As reported to the FEC, in the 2008 cycle, independent groups, the largest of which were unions, spent a combined $3.4 million on independent expenditures across all of the primary states leading up to the Iowa caucuses.
In 2004, those groups reported to the FEC $1.5 million in spending in the run-up to the caucuses.
The super PACs are benefitting from loopholes which protect donors from being exposed. Politico points out the loopholes let the groups keep the identities of their donors private until votes are cast in the first four major contests.
Some of the super PACs that support Romney, Gingric, and former Utah Gov.
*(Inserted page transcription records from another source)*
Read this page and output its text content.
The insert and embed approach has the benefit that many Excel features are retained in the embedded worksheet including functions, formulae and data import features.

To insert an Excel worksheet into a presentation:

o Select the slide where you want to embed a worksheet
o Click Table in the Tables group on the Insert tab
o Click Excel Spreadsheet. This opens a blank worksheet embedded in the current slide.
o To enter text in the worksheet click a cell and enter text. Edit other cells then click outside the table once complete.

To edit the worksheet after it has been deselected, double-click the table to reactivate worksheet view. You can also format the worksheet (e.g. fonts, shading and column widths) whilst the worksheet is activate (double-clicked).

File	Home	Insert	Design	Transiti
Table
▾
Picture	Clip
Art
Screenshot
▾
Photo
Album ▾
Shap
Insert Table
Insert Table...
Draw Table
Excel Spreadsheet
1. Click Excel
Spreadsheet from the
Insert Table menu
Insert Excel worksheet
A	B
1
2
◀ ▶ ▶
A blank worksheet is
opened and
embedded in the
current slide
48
Jon Huntsman have written this month to FEC requesting a change that would permit them to delay revealing who their funders are, reports Politico.
In previous interviews with Politico, FEC commissioners have suggested the disclosure rules may need to be updated to reflect the rise of PACs as the driving forces in presidential politics.
"Super Pacs are functioning as the alter egos of the campaigns and their activity was clearly not anticipated when the statutes were put in place," Democratic FEC appointee Ellen Weintraub tells Politico.
Former Gingrich press secretary Rick Tyler is now a top adviser to the group Winning Our Future. "It's ridiculous that we have the ability to raise unlimited money and direct the message of the campaigns when the candidates themselves don't have this," he noted to Politico.
Former FEC X\Chairman Scott Thomas says super PACs "want to withhold disclosure as much as possible. As voters we should be able to know who is funding and connected to these groups because there's so much information to be gleaned. It would make a huge difference to many voters."